Kaiseraugst

Im Gebüsch lag sogar eine Kaffeemaschine

Daniel Höhener und Françoise Moser (von links) mit Helfenden.

Aufräumaktion in Kaiseraugst

Daniel Höhener und Françoise Moser (von links) mit Helfenden.

Im Frühjahr gibt es Säuberungsaktionen im Dorfgebiet, getragen vom Einsatz vieler Freiwilliger. Und dies schon seit zwölf Jahren, unterstützt von der Gemeinde.
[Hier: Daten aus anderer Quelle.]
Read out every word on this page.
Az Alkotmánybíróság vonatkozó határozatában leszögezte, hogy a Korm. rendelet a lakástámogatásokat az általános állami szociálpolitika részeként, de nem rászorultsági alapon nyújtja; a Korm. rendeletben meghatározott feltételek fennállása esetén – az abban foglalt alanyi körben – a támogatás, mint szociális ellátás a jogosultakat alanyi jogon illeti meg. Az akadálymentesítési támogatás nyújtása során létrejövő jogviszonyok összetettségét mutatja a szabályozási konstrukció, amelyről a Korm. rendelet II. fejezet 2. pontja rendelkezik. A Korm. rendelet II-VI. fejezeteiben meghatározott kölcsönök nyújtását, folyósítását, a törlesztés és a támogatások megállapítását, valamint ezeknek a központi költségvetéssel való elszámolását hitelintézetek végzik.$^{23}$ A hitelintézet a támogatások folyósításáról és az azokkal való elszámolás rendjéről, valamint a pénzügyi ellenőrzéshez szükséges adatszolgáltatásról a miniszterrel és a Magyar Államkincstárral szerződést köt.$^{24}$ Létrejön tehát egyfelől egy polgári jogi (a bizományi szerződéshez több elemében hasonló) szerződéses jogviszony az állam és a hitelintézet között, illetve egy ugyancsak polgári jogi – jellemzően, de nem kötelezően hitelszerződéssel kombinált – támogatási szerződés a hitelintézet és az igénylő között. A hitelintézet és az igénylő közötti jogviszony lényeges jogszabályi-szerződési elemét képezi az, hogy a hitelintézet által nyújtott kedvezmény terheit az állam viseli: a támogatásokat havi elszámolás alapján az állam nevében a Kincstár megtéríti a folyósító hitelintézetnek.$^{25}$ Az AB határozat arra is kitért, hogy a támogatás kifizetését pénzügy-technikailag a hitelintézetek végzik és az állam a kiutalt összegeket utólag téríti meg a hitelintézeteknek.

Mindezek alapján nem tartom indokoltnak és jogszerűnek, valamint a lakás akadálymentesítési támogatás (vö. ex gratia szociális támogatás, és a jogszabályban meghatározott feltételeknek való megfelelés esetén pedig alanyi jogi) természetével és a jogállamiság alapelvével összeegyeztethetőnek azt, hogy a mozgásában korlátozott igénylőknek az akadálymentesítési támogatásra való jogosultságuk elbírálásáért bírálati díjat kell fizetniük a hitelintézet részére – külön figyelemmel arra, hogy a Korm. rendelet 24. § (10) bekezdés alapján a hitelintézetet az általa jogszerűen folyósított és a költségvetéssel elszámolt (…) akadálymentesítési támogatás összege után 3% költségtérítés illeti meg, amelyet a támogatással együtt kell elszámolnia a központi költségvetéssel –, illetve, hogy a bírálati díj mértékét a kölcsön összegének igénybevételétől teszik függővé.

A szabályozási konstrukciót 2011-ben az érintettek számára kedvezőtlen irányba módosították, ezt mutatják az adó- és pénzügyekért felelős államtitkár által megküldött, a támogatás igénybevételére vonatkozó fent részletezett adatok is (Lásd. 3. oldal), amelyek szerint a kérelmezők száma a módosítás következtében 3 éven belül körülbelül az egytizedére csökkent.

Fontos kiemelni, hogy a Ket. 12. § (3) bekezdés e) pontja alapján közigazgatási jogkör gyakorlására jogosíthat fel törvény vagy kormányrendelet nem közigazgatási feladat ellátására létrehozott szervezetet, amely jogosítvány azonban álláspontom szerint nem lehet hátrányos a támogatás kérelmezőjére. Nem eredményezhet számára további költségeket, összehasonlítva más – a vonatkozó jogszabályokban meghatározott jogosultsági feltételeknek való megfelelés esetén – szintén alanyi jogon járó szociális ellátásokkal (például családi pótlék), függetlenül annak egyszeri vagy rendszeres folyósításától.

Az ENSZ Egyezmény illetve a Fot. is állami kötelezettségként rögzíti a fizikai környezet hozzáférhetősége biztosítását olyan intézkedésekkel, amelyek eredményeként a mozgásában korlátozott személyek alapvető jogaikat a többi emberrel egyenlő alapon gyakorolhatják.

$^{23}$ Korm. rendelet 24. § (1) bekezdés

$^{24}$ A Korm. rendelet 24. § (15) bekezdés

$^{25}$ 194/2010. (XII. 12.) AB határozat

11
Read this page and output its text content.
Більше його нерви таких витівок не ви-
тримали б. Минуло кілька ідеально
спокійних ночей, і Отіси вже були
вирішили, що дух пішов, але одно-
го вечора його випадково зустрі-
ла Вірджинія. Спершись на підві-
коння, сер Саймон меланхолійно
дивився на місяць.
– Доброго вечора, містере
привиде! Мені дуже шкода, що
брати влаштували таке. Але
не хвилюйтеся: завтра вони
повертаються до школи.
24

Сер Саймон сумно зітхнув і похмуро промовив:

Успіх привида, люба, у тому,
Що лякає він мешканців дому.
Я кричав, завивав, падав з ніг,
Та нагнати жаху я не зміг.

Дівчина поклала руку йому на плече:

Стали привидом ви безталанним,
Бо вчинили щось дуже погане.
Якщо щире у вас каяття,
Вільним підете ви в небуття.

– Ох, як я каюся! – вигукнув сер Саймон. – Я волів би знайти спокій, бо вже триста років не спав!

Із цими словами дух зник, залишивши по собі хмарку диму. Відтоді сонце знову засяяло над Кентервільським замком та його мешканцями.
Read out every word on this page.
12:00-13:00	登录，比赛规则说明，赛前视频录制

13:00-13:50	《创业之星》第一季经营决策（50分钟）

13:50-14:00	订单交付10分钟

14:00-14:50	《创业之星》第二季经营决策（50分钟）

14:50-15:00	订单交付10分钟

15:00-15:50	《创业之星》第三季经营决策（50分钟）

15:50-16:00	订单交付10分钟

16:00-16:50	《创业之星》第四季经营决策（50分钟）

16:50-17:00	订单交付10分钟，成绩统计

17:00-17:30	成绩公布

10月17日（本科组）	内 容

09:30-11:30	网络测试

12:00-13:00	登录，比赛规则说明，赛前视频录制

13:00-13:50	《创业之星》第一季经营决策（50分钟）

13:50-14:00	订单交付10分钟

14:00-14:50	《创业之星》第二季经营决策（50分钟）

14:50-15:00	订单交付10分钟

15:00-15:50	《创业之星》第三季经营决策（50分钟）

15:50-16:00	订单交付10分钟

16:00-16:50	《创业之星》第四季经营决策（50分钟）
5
«Der Fötzelitag kommt weiterhin gut an», freut sich die neue Gemeindevizepräsidentin Françoise Moser am Samstagmittag im Werkhof. Und erinnert daran, dass einst Marianne Füglistaller die Aktion ins Leben gerufen hatte. Drei Stunden lang suchten Freiwillige das Gemeindegebiet nach Güsel ab; vornehmer würde es vielleicht auch «Unrat» heissen. Mal abgesehen von den üblichen Getränkedosen und Take-away-Packungen speziell entlang der Hauptstrasse entdeckten die Sauberfrauen- und -männer eine Fülle an Verpackungen. Und hinter Büschen, vermeintlich im Sichtschutz, tauchten sogar eine Kaffeemaschine und eine Fritteuse auf. Kopfschütteln bei Françoise Moser, die vom Sammeleifer der Teams sehr beeindruckt ist.

Etwa neunzig Abfallkübel

Gar nicht lustig findet Daniel Höhener das Resultat. Er arbeitet im Werkhof und ist dort in erster Linie für den Bereich Littering und Abfall verantwortlich. Regelmässig dreht er seine Touren, sammelt aus den «Mistkübeln» den Dreck anderer Zeitgenossen zusammen. «Da kommen pro Woche schon zwischen 600 und 800 Kilo Dreck zusammen», erzählt er der Aargauer Zeitung aus seinem Arbeitsalltag. Und seine Chefin Françoise Moser hört, dass der Abfall kaum im Dorf, also dem alten Teil von Kaiseraugst, entsteht, sondern eher in den Neubaugebieten südlich der Kantonsstrasse. Kommentieren möchten beide die dortige Littering-Situation nicht.

Immerhin gibt es ein Komitee «Sauberes Kaiseraugst», das sich entsprechend der Ziele des Verbandes, wo die Gemeinde Mitglied ist, um «Abfallbewirtschaftung» kümmert. «Solch ein Aktionstag motiviert und sensibilisiert», ist Gemeindevizepräsidentin Moser überzeugt. Und der an der Front arbeitende Daniel Höhener beginnt beispielgebend wochentags um 6.15 Uhr im Bahnhofsbereich, wo auch Bushaltestellen sind, mit seinen Touren. Es gilt, gegen 90 Abfallkübel zu betreuen, schwerpunktmässig aber nur montags und freitags.
Unterstützung findet Höhener derzeit vom Lehrling Martin Unger, ansonsten logistisch auch von Andrea Schmid aus der Bauverwaltung. Zufrieden zeigt sich Françoise Moser, dass Teamgeist herrscht. «Zusammenarbeit ist wichtig, auch an einem solchen Fötzelitag.»